I am curious about the statement made at the bottom of the first page in this text regarding the $R^2_\mathrm{adjusted}$ adjustment
$$R^2_\mathrm{adjusted} =1-(1-R^2)\left({\frac{n-1}{n-m-1}}\right).$$
The text states:
The logic of the adjustment is the following: in ordinary multiple regression, a random predictor explains on average a proportion $1/(n – 1)$ of the response’s variation, so that $m$ random predictors explain together, on average, $m/(n – 1)$ of the response’s variation; in other words, the expected value of $R^2$ is $\mathbb{E}(R^2) = m/(n – 1)$. Applying the [$R^2_\mathrm{adjusted}$] formula to that value, where all predictors are random, gives $R^2_\mathrm{adjusted} = 0$."
This seems to be a very simple and interpretable motivation for $R^2_\mathrm{adjusted}$. However, I have not been able to work out that $\mathbb{E}(R^2)=1/(n – 1)$ for single random (i.e. uncorrelated) predictor.
Could someone point me in the right direction here?
Best Answer
This is accurate mathematical statistics. See this post for the derivation of the distribution of $R^2$ under the hypothesis that all regressors (bar the constant term) are uncorrelated with the dependent variable ("random predictors").

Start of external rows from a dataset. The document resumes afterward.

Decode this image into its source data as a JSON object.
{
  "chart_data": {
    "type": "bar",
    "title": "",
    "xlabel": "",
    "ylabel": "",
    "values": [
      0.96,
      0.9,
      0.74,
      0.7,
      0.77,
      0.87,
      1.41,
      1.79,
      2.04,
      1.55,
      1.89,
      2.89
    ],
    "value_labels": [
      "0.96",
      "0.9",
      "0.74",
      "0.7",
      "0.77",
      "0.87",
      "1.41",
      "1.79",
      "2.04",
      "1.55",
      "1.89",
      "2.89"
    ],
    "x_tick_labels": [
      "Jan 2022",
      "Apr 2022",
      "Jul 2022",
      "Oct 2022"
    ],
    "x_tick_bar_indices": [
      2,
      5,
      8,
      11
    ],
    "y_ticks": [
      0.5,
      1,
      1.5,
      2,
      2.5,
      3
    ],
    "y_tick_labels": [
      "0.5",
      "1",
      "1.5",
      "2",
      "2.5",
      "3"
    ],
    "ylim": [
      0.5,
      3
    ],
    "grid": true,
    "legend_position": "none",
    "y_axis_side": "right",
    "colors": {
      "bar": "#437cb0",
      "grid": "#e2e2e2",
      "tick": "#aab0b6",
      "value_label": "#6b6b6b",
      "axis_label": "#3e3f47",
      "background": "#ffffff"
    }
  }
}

This distribution is a Beta, with $m$ being the number of predictors without counting the constant term, and $n$ the sample size,
$$R^2 \sim Beta\left (\frac {m}{2}, \frac {n-m-1}{2}\right)$$
and so
$$E(R^2) = \frac {m/2}{(m/2)+[(n-m-1)/2]} = \frac{m}{n-1}$$
This appears to be a clever way to "justify" the logic behind the adjusted $R^2$: if indeed all regressors are uncorrelated, then the adjusted $R^2$ is "on average" zero.